Although other cloud suppliers have dipped their toes into IoT and edge computing, they have been doing so with offerings that perform AI inferencing based on AI and ML models that have been trained in the cloud in a bid to reduce bandwidth costs.
In July 2018, Google announced its Edge tensor processing unit designed to run TensorFlow Lite machine learning models on mobile and embedded devices, while Amazon Web Services has its Snowball Edge device that lets enterprises move data from the edge to AWS, as well as perform edge computing tasks using the AWS Greengrass ML Inference capability.
“In manufacturing, public safety, transport, and other time-critical industries, IoT devices running ML inference are often not enough – as algorithms need to continuously learn and adapt – for making new decisions with new ML models on the fly,” said Sheedy.
“Using the current generation of ML inference enabled IoT devices is a good start, but the lack of adaption means their algorithms can go out of date in a hurry. Allowing the ML algorithms deployed on IoT devices to continue to learn and adapt adds significant new opportunities and applications for AI – and makes AI more meaningful and accurate for businesses that embrace this joint capability between Alibaba and Intel,” he added.

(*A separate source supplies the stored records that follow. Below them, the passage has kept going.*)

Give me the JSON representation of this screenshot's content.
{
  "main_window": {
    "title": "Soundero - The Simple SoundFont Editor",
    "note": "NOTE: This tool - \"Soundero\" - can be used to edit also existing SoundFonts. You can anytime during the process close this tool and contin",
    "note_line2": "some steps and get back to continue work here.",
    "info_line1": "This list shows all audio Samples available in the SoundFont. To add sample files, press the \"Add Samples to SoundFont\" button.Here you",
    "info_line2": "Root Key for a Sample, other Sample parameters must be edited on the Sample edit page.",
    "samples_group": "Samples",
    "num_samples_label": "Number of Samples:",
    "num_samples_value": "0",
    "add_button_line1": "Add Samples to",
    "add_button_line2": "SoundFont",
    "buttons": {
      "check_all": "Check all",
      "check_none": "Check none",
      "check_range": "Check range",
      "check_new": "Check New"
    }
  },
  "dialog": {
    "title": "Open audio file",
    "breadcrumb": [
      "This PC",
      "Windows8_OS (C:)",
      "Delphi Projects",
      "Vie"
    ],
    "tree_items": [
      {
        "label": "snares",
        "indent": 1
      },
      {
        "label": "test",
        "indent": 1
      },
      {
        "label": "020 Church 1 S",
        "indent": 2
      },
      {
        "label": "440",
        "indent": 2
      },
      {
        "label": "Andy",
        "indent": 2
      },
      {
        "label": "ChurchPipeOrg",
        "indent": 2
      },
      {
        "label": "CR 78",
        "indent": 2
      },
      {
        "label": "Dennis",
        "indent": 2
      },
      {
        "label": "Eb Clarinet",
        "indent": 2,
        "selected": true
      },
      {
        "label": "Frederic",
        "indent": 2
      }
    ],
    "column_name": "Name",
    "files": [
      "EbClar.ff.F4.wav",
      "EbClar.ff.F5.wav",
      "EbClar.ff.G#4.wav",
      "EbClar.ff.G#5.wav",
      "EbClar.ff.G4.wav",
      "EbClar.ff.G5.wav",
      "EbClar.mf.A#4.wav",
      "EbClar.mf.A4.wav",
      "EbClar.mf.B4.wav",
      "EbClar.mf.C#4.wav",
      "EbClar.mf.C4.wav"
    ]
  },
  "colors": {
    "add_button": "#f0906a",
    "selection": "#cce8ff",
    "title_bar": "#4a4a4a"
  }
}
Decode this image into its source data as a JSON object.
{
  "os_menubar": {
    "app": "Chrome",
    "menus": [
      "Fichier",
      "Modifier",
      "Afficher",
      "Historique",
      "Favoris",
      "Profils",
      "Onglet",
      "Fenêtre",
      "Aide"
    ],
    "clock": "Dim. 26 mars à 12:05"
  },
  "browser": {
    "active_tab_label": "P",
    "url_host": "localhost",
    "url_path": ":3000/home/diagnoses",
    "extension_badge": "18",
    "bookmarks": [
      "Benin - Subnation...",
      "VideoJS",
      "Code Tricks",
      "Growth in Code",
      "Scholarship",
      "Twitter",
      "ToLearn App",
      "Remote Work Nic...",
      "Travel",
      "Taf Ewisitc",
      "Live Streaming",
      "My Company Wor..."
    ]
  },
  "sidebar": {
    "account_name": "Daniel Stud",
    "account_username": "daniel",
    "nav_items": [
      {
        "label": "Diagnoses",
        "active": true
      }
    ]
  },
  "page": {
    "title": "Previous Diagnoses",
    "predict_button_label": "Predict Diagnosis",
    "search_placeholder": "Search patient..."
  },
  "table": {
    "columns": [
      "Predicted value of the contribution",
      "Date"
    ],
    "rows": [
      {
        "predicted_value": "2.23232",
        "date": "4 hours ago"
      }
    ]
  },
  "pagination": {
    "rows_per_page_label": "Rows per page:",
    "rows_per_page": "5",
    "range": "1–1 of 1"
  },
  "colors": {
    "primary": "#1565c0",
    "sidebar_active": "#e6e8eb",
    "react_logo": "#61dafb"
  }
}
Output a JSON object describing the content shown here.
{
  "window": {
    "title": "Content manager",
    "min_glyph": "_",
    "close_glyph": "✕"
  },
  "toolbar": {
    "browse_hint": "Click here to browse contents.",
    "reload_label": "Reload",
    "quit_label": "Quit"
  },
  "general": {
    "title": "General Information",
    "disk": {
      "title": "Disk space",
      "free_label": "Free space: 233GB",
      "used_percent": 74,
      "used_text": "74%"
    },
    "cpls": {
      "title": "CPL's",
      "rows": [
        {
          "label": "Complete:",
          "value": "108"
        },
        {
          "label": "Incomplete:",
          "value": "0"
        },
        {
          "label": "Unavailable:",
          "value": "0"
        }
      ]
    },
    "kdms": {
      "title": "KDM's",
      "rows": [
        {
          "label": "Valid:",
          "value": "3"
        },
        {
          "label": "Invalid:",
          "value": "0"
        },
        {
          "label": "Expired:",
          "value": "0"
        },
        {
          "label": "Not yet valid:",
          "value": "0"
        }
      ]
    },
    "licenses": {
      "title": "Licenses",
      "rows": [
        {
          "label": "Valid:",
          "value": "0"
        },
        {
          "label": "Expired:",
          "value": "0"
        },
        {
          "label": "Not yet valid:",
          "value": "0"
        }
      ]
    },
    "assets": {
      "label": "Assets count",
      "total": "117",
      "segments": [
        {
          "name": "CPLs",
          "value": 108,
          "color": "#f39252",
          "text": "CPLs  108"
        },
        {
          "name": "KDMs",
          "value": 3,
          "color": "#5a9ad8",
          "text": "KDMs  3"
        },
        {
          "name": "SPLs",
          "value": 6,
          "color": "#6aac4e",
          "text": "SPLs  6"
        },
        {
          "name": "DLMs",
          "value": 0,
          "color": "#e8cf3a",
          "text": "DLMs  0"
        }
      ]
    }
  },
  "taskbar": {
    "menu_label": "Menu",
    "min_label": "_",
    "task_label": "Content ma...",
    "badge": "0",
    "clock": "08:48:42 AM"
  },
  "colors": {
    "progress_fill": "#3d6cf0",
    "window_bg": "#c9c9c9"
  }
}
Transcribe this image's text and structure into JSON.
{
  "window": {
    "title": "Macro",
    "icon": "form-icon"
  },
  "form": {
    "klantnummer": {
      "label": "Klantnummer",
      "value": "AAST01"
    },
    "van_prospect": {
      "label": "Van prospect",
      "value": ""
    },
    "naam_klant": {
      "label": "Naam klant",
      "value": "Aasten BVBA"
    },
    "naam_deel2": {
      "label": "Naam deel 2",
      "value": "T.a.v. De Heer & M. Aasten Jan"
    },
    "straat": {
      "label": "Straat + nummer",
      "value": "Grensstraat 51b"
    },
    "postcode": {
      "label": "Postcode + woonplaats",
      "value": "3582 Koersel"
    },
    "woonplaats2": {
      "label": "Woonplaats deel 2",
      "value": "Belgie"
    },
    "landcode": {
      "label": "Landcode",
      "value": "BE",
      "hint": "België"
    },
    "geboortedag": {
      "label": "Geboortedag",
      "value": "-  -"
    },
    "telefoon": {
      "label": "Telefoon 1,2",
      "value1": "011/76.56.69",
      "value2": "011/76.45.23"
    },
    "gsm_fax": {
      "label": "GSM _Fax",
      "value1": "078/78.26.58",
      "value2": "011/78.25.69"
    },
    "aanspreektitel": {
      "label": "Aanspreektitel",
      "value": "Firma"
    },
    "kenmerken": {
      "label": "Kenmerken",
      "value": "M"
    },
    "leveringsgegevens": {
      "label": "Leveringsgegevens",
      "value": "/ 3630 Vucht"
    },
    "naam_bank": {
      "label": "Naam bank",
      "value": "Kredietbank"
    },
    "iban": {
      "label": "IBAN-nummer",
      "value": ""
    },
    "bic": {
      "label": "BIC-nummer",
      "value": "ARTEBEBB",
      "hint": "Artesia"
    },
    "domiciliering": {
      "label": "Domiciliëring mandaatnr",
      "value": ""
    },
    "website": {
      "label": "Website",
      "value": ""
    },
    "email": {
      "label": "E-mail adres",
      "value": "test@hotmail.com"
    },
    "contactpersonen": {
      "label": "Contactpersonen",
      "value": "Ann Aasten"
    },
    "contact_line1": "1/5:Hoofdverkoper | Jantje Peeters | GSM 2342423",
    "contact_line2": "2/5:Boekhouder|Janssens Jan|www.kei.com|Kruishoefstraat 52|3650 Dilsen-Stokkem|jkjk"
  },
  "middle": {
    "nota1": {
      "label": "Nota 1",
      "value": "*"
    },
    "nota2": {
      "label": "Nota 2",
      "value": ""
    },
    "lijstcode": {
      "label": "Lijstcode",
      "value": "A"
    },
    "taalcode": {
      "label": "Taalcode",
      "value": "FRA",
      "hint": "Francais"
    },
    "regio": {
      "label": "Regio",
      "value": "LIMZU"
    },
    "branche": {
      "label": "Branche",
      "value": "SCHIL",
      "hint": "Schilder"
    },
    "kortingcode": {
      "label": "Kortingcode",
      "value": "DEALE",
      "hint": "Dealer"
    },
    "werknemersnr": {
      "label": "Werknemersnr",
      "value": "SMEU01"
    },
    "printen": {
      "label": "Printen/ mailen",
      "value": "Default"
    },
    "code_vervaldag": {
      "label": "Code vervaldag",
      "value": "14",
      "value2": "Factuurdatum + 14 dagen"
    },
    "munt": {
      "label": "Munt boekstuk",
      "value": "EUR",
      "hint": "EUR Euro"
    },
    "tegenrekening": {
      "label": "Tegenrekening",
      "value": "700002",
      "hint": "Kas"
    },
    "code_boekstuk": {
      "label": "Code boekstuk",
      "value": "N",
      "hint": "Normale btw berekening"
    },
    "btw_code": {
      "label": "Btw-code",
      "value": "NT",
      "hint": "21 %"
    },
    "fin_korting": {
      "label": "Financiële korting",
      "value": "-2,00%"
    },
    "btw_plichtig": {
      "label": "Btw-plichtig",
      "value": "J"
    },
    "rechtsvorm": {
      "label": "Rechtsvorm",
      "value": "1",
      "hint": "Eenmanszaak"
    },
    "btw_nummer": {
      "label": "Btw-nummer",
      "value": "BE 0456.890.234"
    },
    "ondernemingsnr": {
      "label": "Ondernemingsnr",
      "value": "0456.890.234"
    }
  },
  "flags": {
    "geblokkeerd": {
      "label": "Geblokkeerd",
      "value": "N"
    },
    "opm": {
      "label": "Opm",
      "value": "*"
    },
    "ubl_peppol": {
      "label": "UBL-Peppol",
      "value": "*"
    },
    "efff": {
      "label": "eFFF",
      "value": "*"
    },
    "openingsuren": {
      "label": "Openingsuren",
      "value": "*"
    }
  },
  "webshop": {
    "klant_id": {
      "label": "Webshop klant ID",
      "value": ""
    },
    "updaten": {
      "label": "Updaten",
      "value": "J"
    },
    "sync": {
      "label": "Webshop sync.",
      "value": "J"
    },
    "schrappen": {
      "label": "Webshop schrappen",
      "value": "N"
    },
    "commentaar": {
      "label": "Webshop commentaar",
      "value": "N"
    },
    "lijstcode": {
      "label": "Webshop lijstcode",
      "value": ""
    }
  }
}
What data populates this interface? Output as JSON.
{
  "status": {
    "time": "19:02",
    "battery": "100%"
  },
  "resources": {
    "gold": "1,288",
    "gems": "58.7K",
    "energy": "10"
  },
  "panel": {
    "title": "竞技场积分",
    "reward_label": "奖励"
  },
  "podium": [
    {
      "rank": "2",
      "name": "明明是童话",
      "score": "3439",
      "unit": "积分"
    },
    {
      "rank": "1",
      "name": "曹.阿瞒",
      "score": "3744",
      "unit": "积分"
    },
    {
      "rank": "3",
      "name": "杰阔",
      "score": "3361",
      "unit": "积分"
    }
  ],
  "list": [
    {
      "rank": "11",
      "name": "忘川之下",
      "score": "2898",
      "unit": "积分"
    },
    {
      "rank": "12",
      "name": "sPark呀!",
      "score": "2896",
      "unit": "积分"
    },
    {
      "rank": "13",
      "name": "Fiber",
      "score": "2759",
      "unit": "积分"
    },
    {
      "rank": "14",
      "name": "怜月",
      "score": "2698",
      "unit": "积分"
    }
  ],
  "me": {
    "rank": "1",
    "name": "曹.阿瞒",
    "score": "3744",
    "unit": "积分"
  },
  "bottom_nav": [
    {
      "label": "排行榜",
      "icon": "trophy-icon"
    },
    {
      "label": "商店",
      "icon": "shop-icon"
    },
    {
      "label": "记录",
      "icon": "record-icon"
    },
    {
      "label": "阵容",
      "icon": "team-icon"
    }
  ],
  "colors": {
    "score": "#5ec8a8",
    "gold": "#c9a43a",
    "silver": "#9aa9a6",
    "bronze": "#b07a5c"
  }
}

According to Ecosystm, global IoT spending is predicted to grow at a compound annual growth rate of 6.9% from 2017 to 2022, reaching a value of $367bn
The findings, based on Ecosystm’s semi-annual IoT global forecast, suggest the Asia-Pacific region will become the global centre for IoT, growing at a CAGR of 7.4% to account for almost half (48%) of worldwide spend at $177bn by 2022.
Previously, edge devices were considered low value elements of any IoT market forecast. However, Ecosystm noted that the rise of IoT edge requirements, coupled with AI and ML capabilities, is driving new, richer hardware configurations. As a result, the study suggests that hardware will grow at a CAGR of 9.2% to $115bn by 2022.